Wolf señala además que los chatbots tienden a complacer al usuario, reforzando sus preguntas en lugar de desafiarlas. Si un científico necesita un compañero incómodo que cuestione supuestos y abra caminos inexplorados, la IA actual se comporta más como un interlocutor educado que celebra cada idea, por disparatada que sea.

Copilotos útiles, pero no protagonistas

Nada de esto significa que la inteligencia artificial carezca de valor en el ámbito científico. De hecho, ya existen casos notables donde ha servido como herramienta de apoyo. AlphaFold, de Google DeepMind, ha logrado predecir estructuras de proteínas con una precisión que habría llevado décadas alcanzar por métodos tradicionales. Ese tipo de avances muestra que la IA puede actuar como un “copiloto” para investigadores, acelerando cálculos, organizando información y ofreciendo pistas que el ser humano luego interpreta y valida.

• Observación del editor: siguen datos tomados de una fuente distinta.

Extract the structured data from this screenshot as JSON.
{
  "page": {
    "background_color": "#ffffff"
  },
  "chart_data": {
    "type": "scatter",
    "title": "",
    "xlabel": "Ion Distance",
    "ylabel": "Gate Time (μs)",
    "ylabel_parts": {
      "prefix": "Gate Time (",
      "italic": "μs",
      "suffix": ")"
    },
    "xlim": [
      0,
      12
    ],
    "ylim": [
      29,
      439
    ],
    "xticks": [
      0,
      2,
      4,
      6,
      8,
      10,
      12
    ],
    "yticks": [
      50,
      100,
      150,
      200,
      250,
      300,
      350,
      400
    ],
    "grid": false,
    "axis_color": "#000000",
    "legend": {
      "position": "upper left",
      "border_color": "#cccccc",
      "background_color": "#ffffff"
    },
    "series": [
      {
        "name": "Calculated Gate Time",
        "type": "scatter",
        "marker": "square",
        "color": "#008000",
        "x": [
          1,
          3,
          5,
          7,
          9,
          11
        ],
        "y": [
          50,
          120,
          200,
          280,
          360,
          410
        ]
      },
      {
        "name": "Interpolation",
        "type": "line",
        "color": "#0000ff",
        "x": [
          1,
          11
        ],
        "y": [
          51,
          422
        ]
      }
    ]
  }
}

En opinión de Wolf, ese será probablemente el rol dominante de estas tecnologías: asistentes que multiplican la productividad del científico pero que no sustituyen su capacidad de intuición, rebeldía intelectual y visión disruptiva. La frontera entre acelerar un proceso y reinventar un paradigma sigue siendo, por ahora, humana.

La carrera por ir más allá

La posición crítica de Hugging Face no implica que la industria haya renunciado al objetivo de crear modelos capaces de descubrimientos genuinos. Nuevas startups, como Lila Sciences o FutureHouse, intentan diseñar arquitecturas que rompan con la lógica de la predicción probabilística y se acerquen más al razonamiento exploratorio. La gran pregunta es si será posible programar la creatividad, esa capacidad de desafiar lo establecido que ha definido a los grandes científicos de la historia.

Por ahora, lo que parece claro es que la inteligencia artificial seguirá siendo un motor de eficiencia y apoyo en los laboratorios, pero la chispa del descubrimiento —ese momento improbable en que alguien decide mirar el universo desde un ángulo distinto— sigue perteneciendo, al menos por ahora, a los seres humanos.